The movie itself was a real ride. Both intense and exhilarating, and sometimes even exhausting, the film wasted no time in dropping us into the pulse of the story. Unfortunately, this resulted in a tediously mediocre opening that felt rushed and lacking proper set-up that made the first 20 minutes seem like an indecisive montage of confusing, synthetic clichés, changing setting once every blink, and rounded off with very contrived, thriller-movie-slick-dialogue-that-intelligent-and-important-people-speak-in. What the film lost from some cringe-worthy lines and a sloppy introduction, however, the rest of the film had elements that more than made up for it.

 

The majority of the characters in Kill the Messenger are quite stock, to be frank. Rosemarie DeWitt as Webb’s emotionally victimized wife was an incredibly two-dimensional character and only served to do all of the movie’s crying (DeWitt did a fantastic job, nonetheless).

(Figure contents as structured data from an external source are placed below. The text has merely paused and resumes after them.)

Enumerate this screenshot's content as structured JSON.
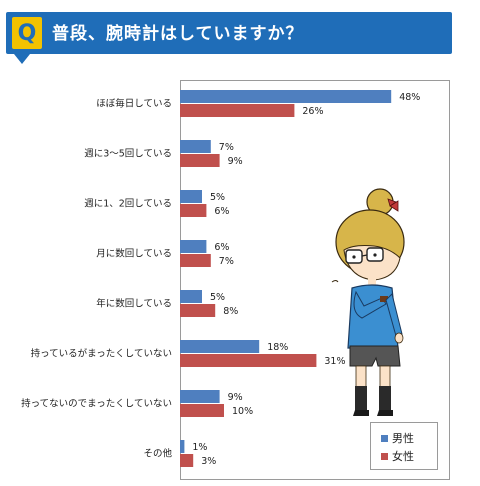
{
  "header": {
    "badge": "Q",
    "title": "普段、腕時計はしていますか？"
  },
  "colors": {
    "header_blue": "#1f6db8",
    "badge_yellow": "#f2c200",
    "male": "#4f7fbf",
    "female": "#c0504d"
  },
  "chart_data": {
    "type": "bar",
    "orientation": "horizontal",
    "categories": [
      "ほぼ毎日している",
      "週に3〜5回している",
      "週に1、2回している",
      "月に数回している",
      "年に数回している",
      "持っているがまったくしていない",
      "持ってないのでまったくしていない",
      "その他"
    ],
    "series": [
      {
        "name": "男性",
        "values": [
          48,
          7,
          5,
          6,
          5,
          18,
          9,
          1
        ],
        "color": "#4f7fbf"
      },
      {
        "name": "女性",
        "values": [
          26,
          9,
          6,
          7,
          8,
          31,
          10,
          3
        ],
        "color": "#c0504d"
      }
    ],
    "value_suffix": "%",
    "xlim": [
      0,
      60
    ],
    "grid": false,
    "legend_position": "bottom-right"
  },
  "legend": {
    "male": "男性",
    "female": "女性"
  },
  "illustration": {
    "icon": "girl-with-glasses-illustration"
  }
}
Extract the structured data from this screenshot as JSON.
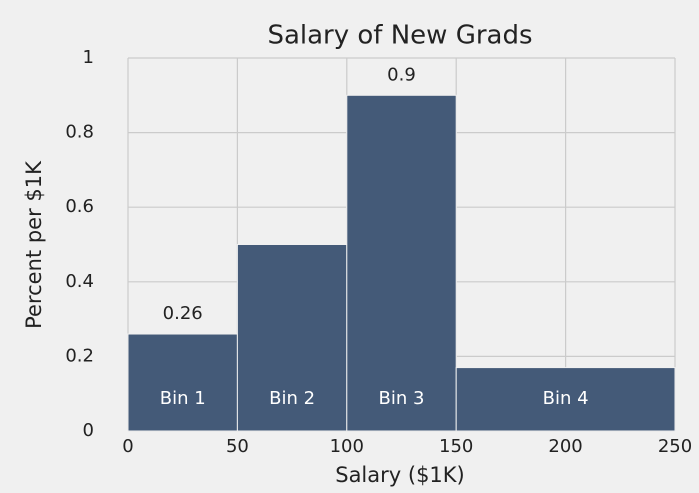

Along these same lines, the film utilizes Coral Baca, played by Paz Vega, in the messy opening sequence as a complete Hollywood archetype, the young, seductive Hispanic woman who struts in to provide information and a healthy dose of cleavage. Fortunately, Jeremy Renner, who, for the first time does double duty as both actor and producer, turns in a satisfyingly complex performance as the troubled and consistently misrepresented journalist that carried the heft of the character and the story with great agility. The pace of the story never faltered, and the film maintained a intense momentum, even in calmer scenes, that, by the time you’ve experienced a hundred minutes of being on the edge of your seat, it’s easy to forgive and forget the relatively minor faults of the stumbling start. Kill the Messenger was exciting without being excessive, emotional without being sappy, and meaningful without being preachy, a delicate balance that renders this a very worthwhile docudrama to catch.

“Kill The Messenger” is now playing.